We also hiked up to Selfoss, which is the mere 10 metre high waterfall slightly upstream. We tried to hike down to see the other waterfalls along the river, but the “Challenging” hiking trail, which had us scaling rock falls on cliff faces to reach the dry river bed where the river course used to be, switched to “Difficult” with the addition of a climbing rope hooked “permanently” for hikers over two large boulders, disappearing down amongst some additional rock fall, to make it to the new river course below. Presumably, it would have helped one lower themselves the rest of the way to the chasm floor, the equivalent of the cliff face over which a truly impressive waterfall likely once cascaded. Alas, we felt that this might be a sign that we were underprepared for the rest of that particular loop, so we opted to circle back (hiking back up the other bank/cliff of the dry river bed – this time over a black volcanic sand dune) to Dettifoss. The only place that had significant greenery in the area was the spot that received most of the spray from Dettifoss.

We investigated Krafla, which last erupted sometime in the 1970s. We scaled the caldera of Viti (which happened in the 1700s) and took a look around, got a little wobbly-squirmy about how high up we were and how very far we would roll should we stumble and fall, and then headed back to the car. The car itself almost didn’t make it up the flank of the volcano, it was so steep. They have set up a geothermal power station there to take advantage of the heat, and so we had to drive under a little rectangular “doorway” they made in the tubing feeding the main generating station, which crosses the road.

And we finally stopped at Godafoss for a look. It’s a very lovely waterfall. Also very filled with tourists. That night, we tried take out from the Indian Curry Hut around the corner from our BnB studio apartment. It was really good. We had vegetable korma and prawn masala and naan bread.

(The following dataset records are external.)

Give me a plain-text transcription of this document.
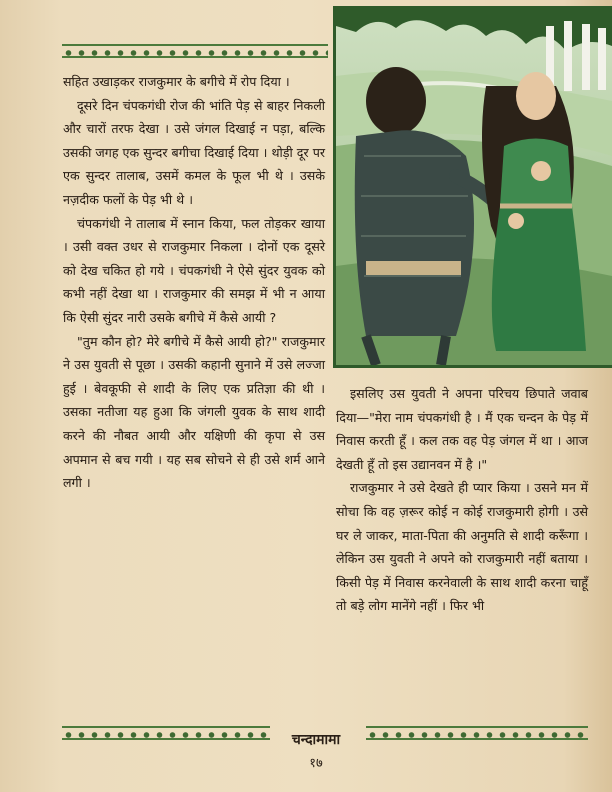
सहित उखाड़कर राजकुमार के बगीचे में रोप दिया ।

दूसरे दिन चंपकगंधी रोज की भांति पेड़ से बाहर निकली और चारों तरफ देखा । उसे जंगल दिखाई न पड़ा, बल्कि उसकी जगह एक सुन्दर बगीचा दिखाई दिया । थोड़ी दूर पर एक सुन्दर तालाब, उसमें कमल के फूल भी थे । उसके नज़दीक फलों के पेड़ भी थे ।

चंपकगंधी ने तालाब में स्नान किया, फल तोड़कर खाया । उसी वक्त उधर से राजकुमार निकला । दोनों एक दूसरे को देख चकित हो गये । चंपकगंधी ने ऐसे सुंदर युवक को कभी नहीं देखा था । राजकुमार की समझ में भी न आया कि ऐसी सुंदर नारी उसके बगीचे में कैसे आयी ?

"तुम कौन हो? मेरे बगीचे में कैसे आयी हो?" राजकुमार ने उस युवती से पूछा । उसकी कहानी सुनाने में उसे लज्जा हुई । बेवकूफी से शादी के लिए एक प्रतिज्ञा की थी । उसका नतीजा यह हुआ कि जंगली युवक के साथ शादी करने की नौबत आयी और यक्षिणी की कृपा से उस अपमान से बच गयी । यह सब सोचने से ही उसे शर्म आने लगी ।

इसलिए उस युवती ने अपना परिचय छिपाते जवाब दिया—"मेरा नाम चंपकगंधी है । मैं एक चन्दन के पेड़ में निवास करती हूँ । कल तक वह पेड़ जंगल में था । आज देखती हूँ तो इस उद्यानवन में है ।"

राजकुमार ने उसे देखते ही प्यार किया । उसने मन में सोचा कि वह ज़रूर कोई न कोई राजकुमारी होगी । उसे घर ले जाकर, माता-पिता की अनुमति से शादी करूँगा । लेकिन उस युवती ने अपने को राजकुमारी नहीं बताया । किसी पेड़ में निवास करनेवाली के साथ शादी करना चाहूँ तो बड़े लोग मानेंगे नहीं । फिर भी

चन्दामामा
१७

Godafoss, the falls of the Gods, so named because an Icelandic chieftain tossed his Norse god idols into the falls when he decided that Icelandic should be a Christian country.

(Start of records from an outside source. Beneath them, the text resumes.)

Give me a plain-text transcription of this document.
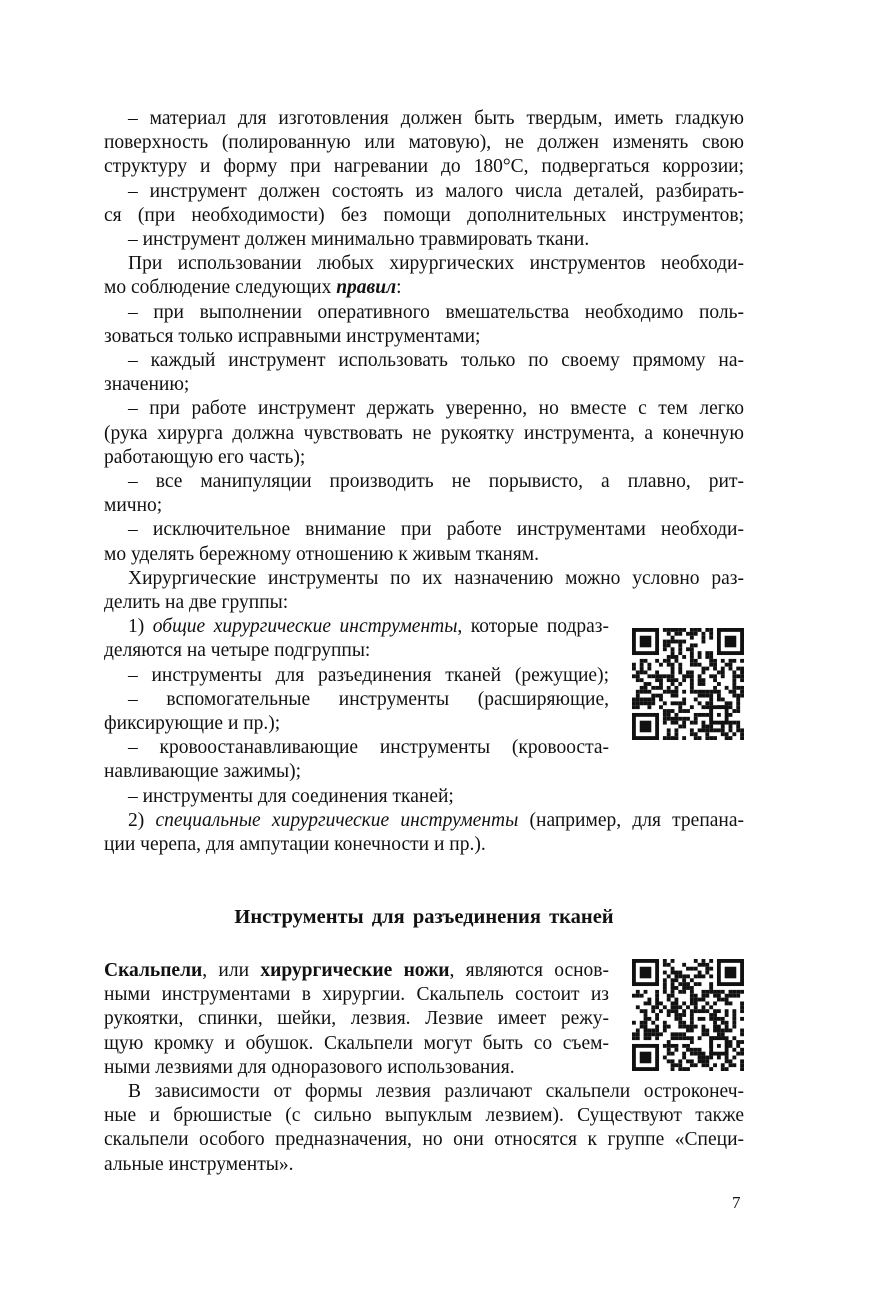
– материал для изготовления должен быть твердым, иметь гладкую
поверхность (полированную или матовую), не должен изменять свою
структуру и форму при нагревании до 180°С, подвергаться коррозии;
– инструмент должен состоять из малого числа деталей, разбирать-
ся (при необходимости) без помощи дополнительных инструментов;
– инструмент должен минимально травмировать ткани.
При использовании любых хирургических инструментов необходи-
мо соблюдение следующих правил:
– при выполнении оперативного вмешательства необходимо поль-
зоваться только исправными инструментами;
– каждый инструмент использовать только по своему прямому на-
значению;
– при работе инструмент держать уверенно, но вместе с тем легко
(рука хирурга должна чувствовать не рукоятку инструмента, а конечную
работающую его часть);
– все манипуляции производить не порывисто, а плавно, рит-
мично;
– исключительное внимание при работе инструментами необходи-
мо уделять бережному отношению к живым тканям.
Хирургические инструменты по их назначению можно условно раз-
делить на две группы:
1) общие хирургические инструменты, которые подраз-
деляются на четыре подгруппы:
– инструменты для разъединения тканей (режущие);
– вспомогательные инструменты (расширяющие,
фиксирующие и пр.);
– кровоостанавливающие инструменты (кровооста-
навливающие зажимы);
– инструменты для соединения тканей;
2) специальные хирургические инструменты (например, для трепана-
ции черепа, для ампутации конечности и пр.).
Инструменты для разъединения тканей
Скальпели, или хирургические ножи, являются основ-
ными инструментами в хирургии. Скальпель состоит из
рукоятки, спинки, шейки, лезвия. Лезвие имеет режу-
щую кромку и обушок. Скальпели могут быть со съем-
ными лезвиями для одноразового использования.
В зависимости от формы лезвия различают скальпели остроконеч-
ные и брюшистые (с сильно выпуклым лезвием). Существуют также
скальпели особого предназначения, но они относятся к группе «Специ-
альные инструменты».
7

Godafoss, the falls of the Gods, so named because an Icelandic chieftain tossed his Norse god idols into the falls when he decided that Iceland should be a Christian country.

We drove north the next day to see how far we could go, and what it looked like up there. The north coast of Iceland is really gorgeous, and smells of ocean and white clovers. We actually made it within about 10 km of the Arctic Circle, within 5 km of the 66th parallel, but our car could have potentially been damaged by the back roads we would have had to drive to close that gap, so we turned at Arctic Henge and headed back to Akureyri.

Just past Husavik, looking back towards the mountains near Akureyri and the fjord we just drove around.

Just past Husavik, looking back towards the mountains near Akureyri and the fjord we just drove around.

Alas, the next day, we had to drive back to Reykjavik to drop off the rental car and prepare to fly home. We kept to the Route 1 we had travelled on the way to Akureyri, and set out early, before anything was really open except a few gas stations. That was something we weren’t used to – useful things not opening until well after 8:00 or 9:00am. We hit some rough weather passing through the western lands, and used the tunnel to drive under Hvalfjordur.

We had another lovely dinner at K-Bar, and spent the next morning wandering around sunny Reykjavik before going back to the hotel to catch our bus to the airport. We tried to find the CCP offices, the creators of Eve Online, but we didn’t wander quite far enough.

Our flight was at 5:00pm, so we re-lived 5-6pm a few times. We flew over central Greenland on the way back, which was quite striking. We flew over Nuuk, which is a town that I’m now familiar with due to my research at work.

The eastern coast of Greenland.

The eastern coast of Greenland.

Close up on a tongue of glacier flowing to the ocean.

Close up on a tongue of glacier flowing to the ocean.

Western coast of Greenland, and more tongues of glaciers meeting the ocean.

Western coast of Greenland, and more tongues of glaciers meeting the ocean.

Iceland was gorgeous, and we want to go back to hike the trail between Skogafoss and Thorsmork, and potentially be better prepared for the Dettifoss hike. Greenland’s landscape was amazing from the air, although I suspect it’s far more difficult to get to those places as a tourist.

And that was our big trip for this year. It was a great adventure!